Europane: The Croissant is just the Beginning

In Places to Go: SoCal on August 14, 2008 at 6:37 am

     The Europane bakery in Pasadena has a well-earned reputation for their magical way with butter, namely in the form of the crispiest, chewiest, most-delectable croissant this side of the Seine. Who hasn’t been guilty of abruptly pulling off the 210 freeway, ostensibly to fill up the gas tank, and just happened to pop in for one of the bittersweet-chocolate- filled croissants, or perhaps a cup of the always heartwarming house coffee, served by a cheerful and sincere crew? Yes, from Jonathan Gold to to pages and pages on Yelp, the glories of the experience in the front rooms at Europane are well-documented. Only recently however, did I realize that all of these accounts are missing one crucial element, one vital part of the Europane experience — has no one else realized that one of the best parts about Europane is going to the bathroom?

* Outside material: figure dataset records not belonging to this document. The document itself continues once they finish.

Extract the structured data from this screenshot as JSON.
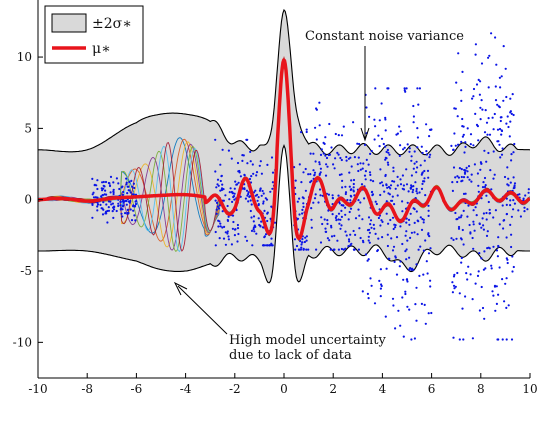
{
  "chart_data": {
    "type": "scatter",
    "title": "",
    "xlabel": "",
    "ylabel": "",
    "xlim": [
      -10,
      10
    ],
    "ylim": [
      -12.5,
      14
    ],
    "x_ticks": [
      -10,
      -8,
      -6,
      -4,
      -2,
      0,
      2,
      4,
      6,
      8,
      10
    ],
    "y_ticks": [
      -10,
      -5,
      0,
      5,
      10
    ],
    "grid": false,
    "legend_position": "top-left",
    "legend": [
      {
        "label": "±2σ∗",
        "style": "gray band"
      },
      {
        "label": "μ∗",
        "style": "thick red line"
      }
    ],
    "annotations": [
      {
        "lines": [
          "Constant noise variance"
        ],
        "arrow_to": [
          3.2,
          2.3
        ]
      },
      {
        "lines": [
          "High model uncertainty",
          "due to lack of data"
        ],
        "arrow_to": [
          -4.5,
          -4.9
        ]
      }
    ],
    "colors": {
      "band_fill": "#d9d9d9",
      "band_edge": "#000000",
      "mean": "#e8141b",
      "scatter": "#0a14e6",
      "samples": [
        "#0072bd",
        "#d95319",
        "#edb120",
        "#7e2f8e",
        "#77ac30",
        "#4dbeee",
        "#a2142f"
      ]
    },
    "series": [
      {
        "name": "μ∗",
        "x": [
          -10,
          -9,
          -8,
          -7,
          -6,
          -5,
          -4,
          -3,
          -2,
          -1.5,
          -1,
          -0.5,
          0,
          0.5,
          1,
          1.5,
          2,
          3,
          4,
          5,
          6,
          7,
          8,
          9,
          10
        ],
        "y": [
          0,
          0.1,
          -0.1,
          0.1,
          0.2,
          0.3,
          0.35,
          0.1,
          -0.6,
          1.4,
          -0.8,
          -2,
          9.8,
          -2.2,
          -0.3,
          1.3,
          -0.6,
          0.4,
          -0.7,
          -0.9,
          0.4,
          -0.5,
          0.3,
          0.2,
          0.1
        ]
      },
      {
        "name": "+2σ∗",
        "x": [
          -10,
          -8,
          -6,
          -5,
          -4,
          -3,
          -2,
          -1,
          -0.5,
          0,
          0.5,
          1,
          2,
          3,
          4,
          5,
          6,
          7,
          8,
          9,
          10
        ],
        "y": [
          3.5,
          3.5,
          5.4,
          6.0,
          6.0,
          5.5,
          4.0,
          3.8,
          5.0,
          13.3,
          6.3,
          3.9,
          3.5,
          3.6,
          3.5,
          3.5,
          3.5,
          3.5,
          4.1,
          3.6,
          3.5
        ]
      },
      {
        "name": "−2σ∗",
        "x": [
          -10,
          -8,
          -6,
          -5,
          -4,
          -3,
          -2,
          -1,
          -0.5,
          0,
          0.5,
          1,
          2,
          3,
          4,
          5,
          6,
          7,
          8,
          9,
          10
        ],
        "y": [
          -3.6,
          -3.6,
          -4.3,
          -4.9,
          -5.0,
          -4.5,
          -4.0,
          -4.3,
          -5.4,
          3.8,
          -5.4,
          -3.9,
          -3.6,
          -3.6,
          -3.6,
          -4.8,
          -3.6,
          -3.6,
          -4.0,
          -3.6,
          -3.6
        ]
      }
    ],
    "scatter_clusters": [
      {
        "x_range": [
          -7.8,
          -6.0
        ],
        "y_range": [
          -1.6,
          1.6
        ],
        "n": 150
      },
      {
        "x_range": [
          -2.8,
          -0.3
        ],
        "y_range": [
          -3.2,
          4.2
        ],
        "n": 220
      },
      {
        "x_range": [
          0.4,
          3.2
        ],
        "y_range": [
          -3.5,
          6.8
        ],
        "n": 260
      },
      {
        "x_range": [
          3.2,
          6.0
        ],
        "y_range": [
          -9.8,
          7.8
        ],
        "n": 320
      },
      {
        "x_range": [
          6.8,
          9.4
        ],
        "y_range": [
          -9.8,
          12.0
        ],
        "n": 300
      },
      {
        "x_range": [
          9.0,
          10.0
        ],
        "y_range": [
          -1.2,
          1.2
        ],
        "n": 30
      }
    ]
  }
}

     The Europane bathroom itself isn’t especially exciting or destination-worthy. The real deal is the 20 or so foot trek between the doorway to the front dining room and the bathroom door, through one of the prep areas of the bakery’s kitchen. On crossing the threshold, you immmediately sense that you have reached europane’s buttery heart.

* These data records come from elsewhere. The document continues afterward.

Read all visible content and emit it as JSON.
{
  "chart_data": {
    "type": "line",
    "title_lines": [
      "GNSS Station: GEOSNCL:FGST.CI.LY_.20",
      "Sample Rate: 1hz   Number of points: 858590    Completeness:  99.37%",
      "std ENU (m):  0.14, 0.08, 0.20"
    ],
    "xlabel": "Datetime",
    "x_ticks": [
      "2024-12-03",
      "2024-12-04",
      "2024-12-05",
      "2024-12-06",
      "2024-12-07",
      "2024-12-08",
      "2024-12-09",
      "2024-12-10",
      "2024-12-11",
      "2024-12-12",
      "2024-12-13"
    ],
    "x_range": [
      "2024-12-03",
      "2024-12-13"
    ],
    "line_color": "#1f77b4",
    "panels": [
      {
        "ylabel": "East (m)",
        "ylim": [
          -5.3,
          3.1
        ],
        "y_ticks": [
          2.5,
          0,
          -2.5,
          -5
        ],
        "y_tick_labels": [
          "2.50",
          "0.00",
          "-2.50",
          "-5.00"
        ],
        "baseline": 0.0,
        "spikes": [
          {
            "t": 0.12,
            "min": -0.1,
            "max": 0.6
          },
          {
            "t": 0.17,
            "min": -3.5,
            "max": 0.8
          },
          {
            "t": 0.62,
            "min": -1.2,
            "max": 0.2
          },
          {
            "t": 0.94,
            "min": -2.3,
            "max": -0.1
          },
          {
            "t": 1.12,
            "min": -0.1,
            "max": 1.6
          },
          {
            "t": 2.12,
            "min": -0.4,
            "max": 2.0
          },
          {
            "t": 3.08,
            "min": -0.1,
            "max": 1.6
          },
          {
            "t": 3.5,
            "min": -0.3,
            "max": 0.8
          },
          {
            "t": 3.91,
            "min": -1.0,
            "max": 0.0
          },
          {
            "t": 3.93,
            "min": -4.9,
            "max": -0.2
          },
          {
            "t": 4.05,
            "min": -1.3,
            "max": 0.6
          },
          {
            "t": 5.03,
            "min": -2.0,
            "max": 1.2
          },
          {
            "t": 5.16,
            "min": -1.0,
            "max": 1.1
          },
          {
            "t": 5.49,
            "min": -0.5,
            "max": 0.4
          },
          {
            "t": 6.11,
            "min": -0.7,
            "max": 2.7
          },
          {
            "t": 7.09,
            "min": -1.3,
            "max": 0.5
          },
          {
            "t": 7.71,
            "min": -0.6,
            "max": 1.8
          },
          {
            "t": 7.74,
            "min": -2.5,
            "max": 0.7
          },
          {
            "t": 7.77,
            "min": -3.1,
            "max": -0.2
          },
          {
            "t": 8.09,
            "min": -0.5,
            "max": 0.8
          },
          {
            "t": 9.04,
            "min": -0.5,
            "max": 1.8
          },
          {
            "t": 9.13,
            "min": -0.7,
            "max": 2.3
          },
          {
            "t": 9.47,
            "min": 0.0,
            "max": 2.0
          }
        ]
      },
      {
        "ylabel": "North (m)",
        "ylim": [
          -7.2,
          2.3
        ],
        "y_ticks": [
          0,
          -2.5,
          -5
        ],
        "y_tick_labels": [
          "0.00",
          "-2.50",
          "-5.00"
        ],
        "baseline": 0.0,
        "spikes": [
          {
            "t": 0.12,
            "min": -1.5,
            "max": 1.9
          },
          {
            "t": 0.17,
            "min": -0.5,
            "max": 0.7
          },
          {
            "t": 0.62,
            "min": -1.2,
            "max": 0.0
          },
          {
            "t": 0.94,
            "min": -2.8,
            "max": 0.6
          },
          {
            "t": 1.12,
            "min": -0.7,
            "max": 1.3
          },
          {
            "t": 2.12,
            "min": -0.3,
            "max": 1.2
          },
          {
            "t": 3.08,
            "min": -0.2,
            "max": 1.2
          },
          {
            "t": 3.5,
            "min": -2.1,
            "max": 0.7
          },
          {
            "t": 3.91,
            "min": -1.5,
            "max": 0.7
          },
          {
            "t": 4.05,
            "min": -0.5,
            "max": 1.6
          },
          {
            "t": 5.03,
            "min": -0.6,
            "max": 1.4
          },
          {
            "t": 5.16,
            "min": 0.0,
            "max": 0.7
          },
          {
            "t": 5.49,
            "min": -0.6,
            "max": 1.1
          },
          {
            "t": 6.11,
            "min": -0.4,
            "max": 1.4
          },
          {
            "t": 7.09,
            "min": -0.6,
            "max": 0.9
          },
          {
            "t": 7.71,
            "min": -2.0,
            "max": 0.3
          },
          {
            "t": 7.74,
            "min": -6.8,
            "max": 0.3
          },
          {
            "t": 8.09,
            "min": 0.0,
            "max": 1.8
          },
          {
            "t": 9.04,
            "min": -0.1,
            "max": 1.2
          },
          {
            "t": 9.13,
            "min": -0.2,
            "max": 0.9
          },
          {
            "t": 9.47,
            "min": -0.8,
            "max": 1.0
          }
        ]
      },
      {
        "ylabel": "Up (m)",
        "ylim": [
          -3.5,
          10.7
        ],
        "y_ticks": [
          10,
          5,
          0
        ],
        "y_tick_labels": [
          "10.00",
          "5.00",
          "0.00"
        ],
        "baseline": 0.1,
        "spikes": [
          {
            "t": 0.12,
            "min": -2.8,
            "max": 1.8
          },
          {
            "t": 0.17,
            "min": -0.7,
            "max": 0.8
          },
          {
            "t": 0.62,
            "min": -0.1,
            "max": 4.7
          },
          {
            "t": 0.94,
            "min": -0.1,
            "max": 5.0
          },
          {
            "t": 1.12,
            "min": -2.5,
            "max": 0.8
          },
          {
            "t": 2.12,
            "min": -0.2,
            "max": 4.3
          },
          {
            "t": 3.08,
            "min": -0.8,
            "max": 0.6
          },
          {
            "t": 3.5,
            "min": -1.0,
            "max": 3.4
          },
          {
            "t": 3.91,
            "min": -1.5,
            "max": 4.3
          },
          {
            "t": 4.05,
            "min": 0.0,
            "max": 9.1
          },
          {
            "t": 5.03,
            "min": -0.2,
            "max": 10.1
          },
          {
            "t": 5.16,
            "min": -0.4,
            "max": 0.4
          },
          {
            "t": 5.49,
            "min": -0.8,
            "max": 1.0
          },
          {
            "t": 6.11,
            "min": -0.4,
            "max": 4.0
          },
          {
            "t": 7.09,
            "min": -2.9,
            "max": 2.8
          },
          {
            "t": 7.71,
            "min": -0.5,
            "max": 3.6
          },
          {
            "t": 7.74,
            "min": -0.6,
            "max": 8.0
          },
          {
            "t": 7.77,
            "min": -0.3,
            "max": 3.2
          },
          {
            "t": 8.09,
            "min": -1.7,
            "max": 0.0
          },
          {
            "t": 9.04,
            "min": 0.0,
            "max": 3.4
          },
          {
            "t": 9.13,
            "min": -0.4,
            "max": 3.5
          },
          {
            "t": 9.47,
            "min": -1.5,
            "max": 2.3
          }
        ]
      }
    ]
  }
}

     Depending on the time of day, a symphony of comforting and tantalizing smells greet you. In the late afternoon, the aroma of cinnamon and sugar’s timeless waltz dances past your face. Mornings greet you with the sweet tang of poached plums and caramelizing nectarines. Trying not to bother the two or three cooks filling pastry shells or lovingly layering zucchini on focaccia dough, you begin to move through the room…very slowly.

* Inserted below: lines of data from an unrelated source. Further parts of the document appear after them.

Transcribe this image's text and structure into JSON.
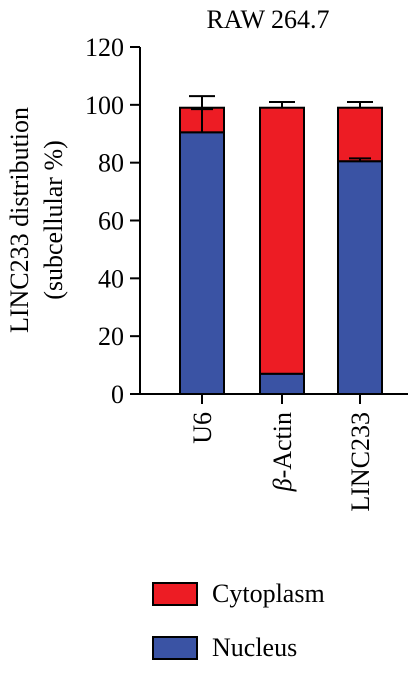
{
  "chart_data": {
    "type": "bar",
    "stacked": true,
    "title": "RAW 264.7",
    "ylabel_line1": "LINC233 distribution",
    "ylabel_line2": "(subcellular %)",
    "ylim": [
      0,
      120
    ],
    "yticks": [
      0,
      20,
      40,
      60,
      80,
      100,
      120
    ],
    "categories": [
      "U6",
      "β-Actin",
      "LINC233"
    ],
    "series": [
      {
        "name": "Nucleus",
        "color": "#3A53A4",
        "values": [
          90.5,
          7,
          80.5
        ],
        "error": [
          8,
          0,
          1
        ]
      },
      {
        "name": "Cytoplasm",
        "color": "#ED1C24",
        "values": [
          8.5,
          92,
          18.5
        ],
        "error": [
          4,
          2,
          2
        ]
      }
    ],
    "legend_position": "bottom"
  },
  "legend": {
    "cytoplasm_label": "Cytoplasm",
    "nucleus_label": "Nucleus"
  }
}
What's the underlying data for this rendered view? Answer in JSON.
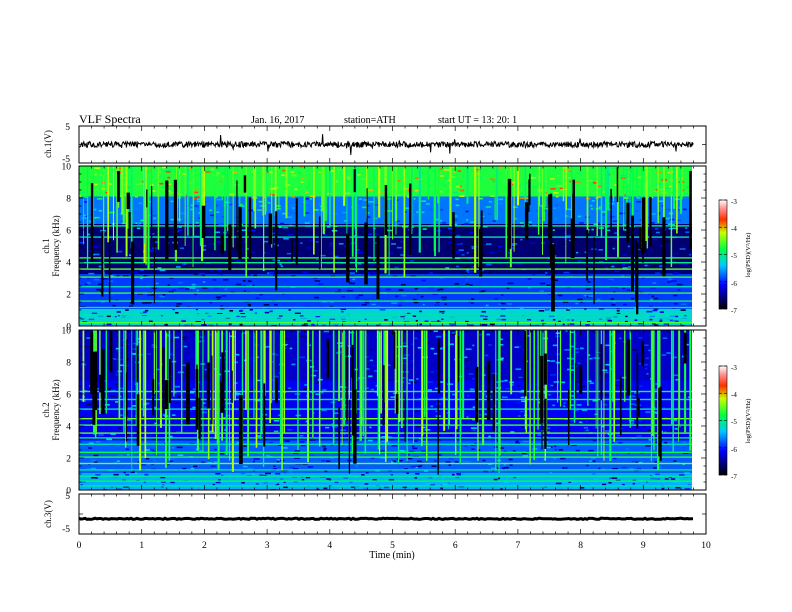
{
  "header": {
    "title": "VLF  Spectra",
    "date": "Jan. 16, 2017",
    "station": "station=ATH",
    "start": "start  UT  =   13: 20: 1"
  },
  "chart_data": [
    {
      "type": "line",
      "id": "ch1-waveform",
      "ylabel": "ch.1(V)",
      "ylim": [
        -5,
        5
      ],
      "yticks": [
        5,
        -5
      ],
      "xlim": [
        0,
        10
      ],
      "baseline": 0,
      "color": "#000000"
    },
    {
      "type": "heatmap",
      "id": "ch1-spectrogram",
      "ylabel": "ch.1\nFrequency  (kHz)",
      "ylabel_lines": [
        "ch.1",
        "Frequency  (kHz)"
      ],
      "ylim": [
        0,
        10
      ],
      "yticks": [
        0,
        2,
        4,
        6,
        8,
        10
      ],
      "xlim": [
        0,
        10
      ],
      "data_extent_min": 9.8,
      "colorbar": {
        "label": "log(PSD)(V²/Hz)",
        "range": [
          -7,
          -3
        ],
        "ticks": [
          -3,
          -4,
          -5,
          -6,
          -7
        ]
      }
    },
    {
      "type": "heatmap",
      "id": "ch2-spectrogram",
      "ylabel": "ch.2\nFrequency  (kHz)",
      "ylabel_lines": [
        "ch.2",
        "Frequency  (kHz)"
      ],
      "ylim": [
        0,
        10
      ],
      "yticks": [
        0,
        2,
        4,
        6,
        8,
        10
      ],
      "xlim": [
        0,
        10
      ],
      "data_extent_min": 9.8,
      "colorbar": {
        "label": "log(PSD)(V²/Hz)",
        "range": [
          -7,
          -3
        ],
        "ticks": [
          -3,
          -4,
          -5,
          -6,
          -7
        ]
      }
    },
    {
      "type": "line",
      "id": "ch3-waveform",
      "ylabel": "ch.3(V)",
      "ylim": [
        -5,
        5
      ],
      "yticks": [
        5,
        -5
      ],
      "xlim": [
        0,
        10
      ],
      "baseline": -1.2,
      "xlabel": "Time  (min)",
      "xticks": [
        0,
        1,
        2,
        3,
        4,
        5,
        6,
        7,
        8,
        9,
        10
      ],
      "color": "#000000"
    }
  ],
  "colorbar_labels": {
    "ch1": {
      "t3": "-3",
      "t4": "-4",
      "t5": "-5",
      "t6": "-6",
      "t7": "-7",
      "title": "log(PSD)(V²/Hz)"
    },
    "ch2": {
      "t3": "-3",
      "t4": "-4",
      "t5": "-5",
      "t6": "-6",
      "t7": "-7",
      "title": "log(PSD)(V²/Hz)"
    }
  },
  "axes_labels": {
    "ch1_v": "ch.1(V)",
    "ch3_v": "ch.3(V)",
    "ch1_freq_a": "ch.1",
    "ch1_freq_b": "Frequency  (kHz)",
    "ch2_freq_a": "ch.2",
    "ch2_freq_b": "Frequency  (kHz)",
    "time": "Time  (min)"
  },
  "tick_labels": {
    "v5": "5",
    "vm5": "-5",
    "f": [
      "0",
      "2",
      "4",
      "6",
      "8",
      "10"
    ],
    "t": [
      "0",
      "1",
      "2",
      "3",
      "4",
      "5",
      "6",
      "7",
      "8",
      "9",
      "10"
    ]
  }
}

     The sight of some kitchens is sometimes best left to the cold distance of Anthony Bourdain reruns. Not so at Europane. A slow stroll to the bathroom is rewarded with a visual feast. The walls are lined with shelves groaning under the weight of large clear containers; plump almonds, bright green pistachios and marbled walnuts. The main stages are the stainless steel table tops. Who knows what treats you will get a sneak peek at? A bubbly tub of luscious caramel sauce, ready to be drizzled on some lucky tart? A beautiful bowl full of cabernet-red plum pieces, ready to be fill a pie shell and get tucked under a flaky cover? Steel bowls of silky sweet macaroon filling? It’s all possible, and always a delightful surprise, depending on the time of day and season.


     After you saunter through the kitchen prep room and reach the bathroom door, you experience a brief moment of disappointment that the beautiful, if brief, journey is done.


 Until you realize that to get to your waiting latte and LA Times in the front room, you have to walk back.